Em resposta aos atos, a Secretaria Municipal de Saúde (SMS) e a prefeitura divulgaram notas públicas apresentando sua posição e os investimentos realizados na rede. A gestão municipal sustenta que o novo processo de credenciamento é uma medida técnica necessária para adequar os valores pagos à “realidade de mercado”, com base em estudos financeiros da Região Metropolitana.

O principal conjunto de argumentos da prefeitura está centrado na reestruturação física das unidades e no reabastecimento de materiais. De acordo com a SMS, mais de 40 unidades de saúde passaram por serviços emergenciais de manutenção predial no último ano, foram entregues 3 mil novos móveis para substituir equipamentos deixados em condições precárias pela gestão anterior e, em 2025, houve a aquisição e distribuição de mais de 200 tipos de medicamentos e insumos que estavam em falta. 

A prefeitura também informou que a empresa responsável pela higienização foi substituída e que o pagamento, antes previsto para o 20º dia útil, passará a ser feito no dia 25 de cada mês, com a justificativa de oferecer maior previsibilidade.

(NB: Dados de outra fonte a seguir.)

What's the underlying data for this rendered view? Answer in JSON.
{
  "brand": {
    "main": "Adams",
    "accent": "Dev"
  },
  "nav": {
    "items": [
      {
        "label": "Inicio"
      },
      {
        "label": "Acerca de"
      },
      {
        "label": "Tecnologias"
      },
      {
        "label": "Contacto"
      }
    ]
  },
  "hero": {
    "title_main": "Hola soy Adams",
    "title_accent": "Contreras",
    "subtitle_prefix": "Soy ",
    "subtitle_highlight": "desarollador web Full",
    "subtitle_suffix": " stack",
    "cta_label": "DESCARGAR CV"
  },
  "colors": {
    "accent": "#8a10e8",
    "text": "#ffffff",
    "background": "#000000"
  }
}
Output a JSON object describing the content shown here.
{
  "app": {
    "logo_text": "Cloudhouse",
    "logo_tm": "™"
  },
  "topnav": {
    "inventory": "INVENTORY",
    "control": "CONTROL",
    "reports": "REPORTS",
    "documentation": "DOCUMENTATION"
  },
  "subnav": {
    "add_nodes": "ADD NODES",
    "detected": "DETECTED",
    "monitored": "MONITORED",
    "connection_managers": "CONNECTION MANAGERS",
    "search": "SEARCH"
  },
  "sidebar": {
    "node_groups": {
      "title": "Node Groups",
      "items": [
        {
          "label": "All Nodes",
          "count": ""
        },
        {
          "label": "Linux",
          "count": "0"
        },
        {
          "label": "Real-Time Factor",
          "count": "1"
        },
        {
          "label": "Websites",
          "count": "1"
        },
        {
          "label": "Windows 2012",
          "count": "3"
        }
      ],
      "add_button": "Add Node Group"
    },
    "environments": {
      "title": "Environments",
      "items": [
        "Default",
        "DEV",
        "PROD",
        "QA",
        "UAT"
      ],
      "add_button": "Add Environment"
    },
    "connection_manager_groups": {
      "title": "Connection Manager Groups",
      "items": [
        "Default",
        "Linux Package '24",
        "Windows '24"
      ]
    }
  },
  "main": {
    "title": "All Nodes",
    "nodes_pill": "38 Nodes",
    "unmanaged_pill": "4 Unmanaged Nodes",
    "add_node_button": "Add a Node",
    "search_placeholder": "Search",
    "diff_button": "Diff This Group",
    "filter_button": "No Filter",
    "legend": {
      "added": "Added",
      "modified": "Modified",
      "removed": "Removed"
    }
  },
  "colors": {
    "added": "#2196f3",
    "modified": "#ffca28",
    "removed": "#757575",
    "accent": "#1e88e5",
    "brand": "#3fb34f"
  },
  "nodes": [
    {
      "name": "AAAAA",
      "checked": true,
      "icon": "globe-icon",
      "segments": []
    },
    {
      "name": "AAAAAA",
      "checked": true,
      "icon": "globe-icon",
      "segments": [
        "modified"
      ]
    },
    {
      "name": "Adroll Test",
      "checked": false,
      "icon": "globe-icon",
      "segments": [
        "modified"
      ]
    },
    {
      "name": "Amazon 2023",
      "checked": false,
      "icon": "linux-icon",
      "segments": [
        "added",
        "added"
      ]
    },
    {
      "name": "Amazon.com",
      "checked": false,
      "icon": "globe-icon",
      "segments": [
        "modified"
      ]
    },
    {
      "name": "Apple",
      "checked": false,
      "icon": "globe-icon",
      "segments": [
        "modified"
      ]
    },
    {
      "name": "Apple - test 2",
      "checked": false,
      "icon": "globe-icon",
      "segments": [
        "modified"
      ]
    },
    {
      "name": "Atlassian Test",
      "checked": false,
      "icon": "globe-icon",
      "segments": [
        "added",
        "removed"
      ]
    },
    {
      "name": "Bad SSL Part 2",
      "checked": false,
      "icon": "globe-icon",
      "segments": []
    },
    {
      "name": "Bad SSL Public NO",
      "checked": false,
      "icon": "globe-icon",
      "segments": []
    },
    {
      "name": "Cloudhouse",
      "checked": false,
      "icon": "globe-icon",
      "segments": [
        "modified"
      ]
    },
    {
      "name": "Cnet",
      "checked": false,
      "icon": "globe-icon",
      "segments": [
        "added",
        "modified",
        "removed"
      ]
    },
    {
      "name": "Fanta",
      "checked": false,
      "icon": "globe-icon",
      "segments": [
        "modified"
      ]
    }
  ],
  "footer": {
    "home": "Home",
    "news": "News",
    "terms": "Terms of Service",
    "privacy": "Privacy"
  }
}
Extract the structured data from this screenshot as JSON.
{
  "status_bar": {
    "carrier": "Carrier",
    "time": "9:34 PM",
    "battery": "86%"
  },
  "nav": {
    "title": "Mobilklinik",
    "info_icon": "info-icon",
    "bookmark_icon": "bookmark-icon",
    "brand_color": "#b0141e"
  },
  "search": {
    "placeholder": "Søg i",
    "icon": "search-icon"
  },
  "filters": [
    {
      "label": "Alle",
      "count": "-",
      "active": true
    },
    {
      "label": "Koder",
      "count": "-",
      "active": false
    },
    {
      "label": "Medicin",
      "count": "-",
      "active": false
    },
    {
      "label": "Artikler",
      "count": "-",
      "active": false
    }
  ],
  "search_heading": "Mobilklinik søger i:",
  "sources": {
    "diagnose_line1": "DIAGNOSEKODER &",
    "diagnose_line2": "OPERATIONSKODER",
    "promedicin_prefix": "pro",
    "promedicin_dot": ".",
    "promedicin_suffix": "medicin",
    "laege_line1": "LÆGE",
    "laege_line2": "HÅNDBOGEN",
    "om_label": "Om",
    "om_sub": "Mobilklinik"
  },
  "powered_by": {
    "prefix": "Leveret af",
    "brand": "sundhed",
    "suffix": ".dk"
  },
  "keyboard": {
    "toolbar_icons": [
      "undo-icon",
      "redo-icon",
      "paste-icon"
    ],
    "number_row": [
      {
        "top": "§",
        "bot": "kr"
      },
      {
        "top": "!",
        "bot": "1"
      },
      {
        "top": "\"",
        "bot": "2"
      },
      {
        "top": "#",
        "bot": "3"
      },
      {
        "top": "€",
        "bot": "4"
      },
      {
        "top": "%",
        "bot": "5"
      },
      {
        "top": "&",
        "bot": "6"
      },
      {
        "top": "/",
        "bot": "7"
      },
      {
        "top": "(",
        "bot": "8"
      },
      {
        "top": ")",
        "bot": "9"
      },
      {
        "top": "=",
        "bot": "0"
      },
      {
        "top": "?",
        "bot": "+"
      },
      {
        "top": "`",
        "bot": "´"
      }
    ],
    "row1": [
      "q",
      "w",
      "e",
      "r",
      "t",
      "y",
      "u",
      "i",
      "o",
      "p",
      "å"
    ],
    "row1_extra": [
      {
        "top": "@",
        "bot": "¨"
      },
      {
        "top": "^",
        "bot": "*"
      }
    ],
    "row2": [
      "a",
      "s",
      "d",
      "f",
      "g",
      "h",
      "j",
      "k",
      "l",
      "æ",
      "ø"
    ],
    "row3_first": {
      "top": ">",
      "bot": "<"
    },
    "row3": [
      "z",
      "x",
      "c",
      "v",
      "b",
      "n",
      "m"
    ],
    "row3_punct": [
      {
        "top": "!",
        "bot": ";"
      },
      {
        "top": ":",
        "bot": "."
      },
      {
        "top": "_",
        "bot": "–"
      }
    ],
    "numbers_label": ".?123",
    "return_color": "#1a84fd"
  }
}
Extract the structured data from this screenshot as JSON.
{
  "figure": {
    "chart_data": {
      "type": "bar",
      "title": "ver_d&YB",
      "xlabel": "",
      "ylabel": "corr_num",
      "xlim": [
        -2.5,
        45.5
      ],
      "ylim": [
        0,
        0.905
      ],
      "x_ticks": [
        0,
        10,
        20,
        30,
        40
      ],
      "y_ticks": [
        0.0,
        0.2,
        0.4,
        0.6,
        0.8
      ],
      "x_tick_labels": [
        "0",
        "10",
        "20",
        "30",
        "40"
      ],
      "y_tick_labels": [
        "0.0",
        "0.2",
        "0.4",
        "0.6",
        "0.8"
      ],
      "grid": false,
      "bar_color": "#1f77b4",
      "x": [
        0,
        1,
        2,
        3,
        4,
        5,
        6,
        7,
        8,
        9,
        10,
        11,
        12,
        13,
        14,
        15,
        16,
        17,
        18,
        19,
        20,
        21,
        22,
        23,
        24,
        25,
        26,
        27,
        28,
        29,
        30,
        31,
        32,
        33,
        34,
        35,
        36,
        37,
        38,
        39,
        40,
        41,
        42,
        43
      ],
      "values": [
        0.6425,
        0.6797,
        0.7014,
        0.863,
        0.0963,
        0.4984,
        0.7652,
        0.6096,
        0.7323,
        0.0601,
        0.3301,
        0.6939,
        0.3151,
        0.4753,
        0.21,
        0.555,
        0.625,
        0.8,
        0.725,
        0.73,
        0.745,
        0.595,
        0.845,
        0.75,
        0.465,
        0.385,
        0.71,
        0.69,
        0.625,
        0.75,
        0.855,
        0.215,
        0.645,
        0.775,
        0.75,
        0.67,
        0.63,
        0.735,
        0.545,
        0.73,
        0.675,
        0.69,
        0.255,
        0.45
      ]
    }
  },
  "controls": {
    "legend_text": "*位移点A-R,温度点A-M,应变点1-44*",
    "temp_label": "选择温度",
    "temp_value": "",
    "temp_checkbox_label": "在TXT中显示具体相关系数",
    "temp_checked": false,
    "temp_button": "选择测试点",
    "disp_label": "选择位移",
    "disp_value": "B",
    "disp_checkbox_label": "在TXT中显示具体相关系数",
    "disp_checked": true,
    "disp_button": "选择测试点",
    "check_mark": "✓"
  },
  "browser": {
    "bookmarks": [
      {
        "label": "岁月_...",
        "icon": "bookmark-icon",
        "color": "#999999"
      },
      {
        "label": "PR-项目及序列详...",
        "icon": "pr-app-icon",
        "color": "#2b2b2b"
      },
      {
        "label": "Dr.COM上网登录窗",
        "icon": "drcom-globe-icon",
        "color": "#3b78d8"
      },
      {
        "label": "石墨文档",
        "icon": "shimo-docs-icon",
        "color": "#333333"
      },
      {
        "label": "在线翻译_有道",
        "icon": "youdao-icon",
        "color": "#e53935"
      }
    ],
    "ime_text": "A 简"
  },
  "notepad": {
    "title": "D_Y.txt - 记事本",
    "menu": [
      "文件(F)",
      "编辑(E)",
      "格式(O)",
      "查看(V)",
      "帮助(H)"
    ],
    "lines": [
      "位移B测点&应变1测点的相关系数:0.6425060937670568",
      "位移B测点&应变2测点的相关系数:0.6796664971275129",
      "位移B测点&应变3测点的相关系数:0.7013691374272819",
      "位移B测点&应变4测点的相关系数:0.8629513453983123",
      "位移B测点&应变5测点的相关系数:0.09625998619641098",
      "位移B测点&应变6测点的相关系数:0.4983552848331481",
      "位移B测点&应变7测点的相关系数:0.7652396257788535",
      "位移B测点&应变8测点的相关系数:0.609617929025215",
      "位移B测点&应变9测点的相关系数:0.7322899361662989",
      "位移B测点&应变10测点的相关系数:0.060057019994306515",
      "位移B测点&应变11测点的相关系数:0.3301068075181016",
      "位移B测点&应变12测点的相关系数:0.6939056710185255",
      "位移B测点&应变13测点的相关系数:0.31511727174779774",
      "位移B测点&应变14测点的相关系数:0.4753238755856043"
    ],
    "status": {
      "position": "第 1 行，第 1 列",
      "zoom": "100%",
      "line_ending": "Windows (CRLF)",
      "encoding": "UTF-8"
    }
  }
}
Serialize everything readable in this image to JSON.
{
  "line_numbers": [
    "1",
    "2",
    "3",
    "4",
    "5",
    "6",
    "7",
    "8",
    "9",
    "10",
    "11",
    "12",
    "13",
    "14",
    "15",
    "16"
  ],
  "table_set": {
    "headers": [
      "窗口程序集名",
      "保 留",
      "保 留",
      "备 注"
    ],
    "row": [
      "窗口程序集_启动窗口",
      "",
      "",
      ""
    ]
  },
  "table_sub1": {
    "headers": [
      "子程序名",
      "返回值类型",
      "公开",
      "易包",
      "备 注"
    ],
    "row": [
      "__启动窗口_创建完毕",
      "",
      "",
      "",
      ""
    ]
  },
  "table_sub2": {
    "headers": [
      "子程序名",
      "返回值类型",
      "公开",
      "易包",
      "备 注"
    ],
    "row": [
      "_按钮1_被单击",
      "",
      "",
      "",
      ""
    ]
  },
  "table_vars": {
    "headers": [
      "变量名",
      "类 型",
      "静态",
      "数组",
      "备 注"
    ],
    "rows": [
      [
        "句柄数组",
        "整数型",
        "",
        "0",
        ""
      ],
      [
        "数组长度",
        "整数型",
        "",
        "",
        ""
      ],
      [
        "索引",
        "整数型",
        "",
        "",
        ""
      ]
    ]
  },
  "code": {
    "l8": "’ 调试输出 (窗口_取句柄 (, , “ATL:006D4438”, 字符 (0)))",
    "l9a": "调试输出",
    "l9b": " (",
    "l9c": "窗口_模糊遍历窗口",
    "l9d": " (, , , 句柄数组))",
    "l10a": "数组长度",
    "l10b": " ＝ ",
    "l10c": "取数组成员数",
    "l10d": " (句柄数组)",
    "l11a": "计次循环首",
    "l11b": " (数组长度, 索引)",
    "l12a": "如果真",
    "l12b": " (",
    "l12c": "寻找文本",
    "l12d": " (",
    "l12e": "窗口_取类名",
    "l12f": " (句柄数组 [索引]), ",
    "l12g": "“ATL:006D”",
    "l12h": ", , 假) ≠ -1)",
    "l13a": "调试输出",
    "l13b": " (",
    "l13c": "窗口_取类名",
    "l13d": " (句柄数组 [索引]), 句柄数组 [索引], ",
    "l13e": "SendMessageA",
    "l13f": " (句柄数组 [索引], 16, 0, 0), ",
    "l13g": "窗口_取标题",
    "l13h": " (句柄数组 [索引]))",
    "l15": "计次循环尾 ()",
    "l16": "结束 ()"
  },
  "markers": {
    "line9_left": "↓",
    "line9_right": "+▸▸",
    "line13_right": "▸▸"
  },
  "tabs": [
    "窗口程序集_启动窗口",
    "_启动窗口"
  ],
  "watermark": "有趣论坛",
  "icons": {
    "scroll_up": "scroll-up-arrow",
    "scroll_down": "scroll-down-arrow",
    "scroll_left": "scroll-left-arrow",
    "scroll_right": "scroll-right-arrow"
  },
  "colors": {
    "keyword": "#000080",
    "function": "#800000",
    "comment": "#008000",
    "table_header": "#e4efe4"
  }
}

A secretaria ainda rebateu as críticas relacionadas à jornada de 24 horas, afirmando que a carga horária é escolhida pelos próprios médicos no momento da contratação e que o limite respeita a legislação brasileira e as recomendações do Conselho Federal de Medicina.

Enquanto a prefeitura apresenta números referentes a reformas, mobiliário e abastecimento, os trabalhadores relatam episódios de agressões e afirmam ser impossível manter a qualidade do atendimento diante de cortes salariais em um contexto descrito como de calamidade financeira.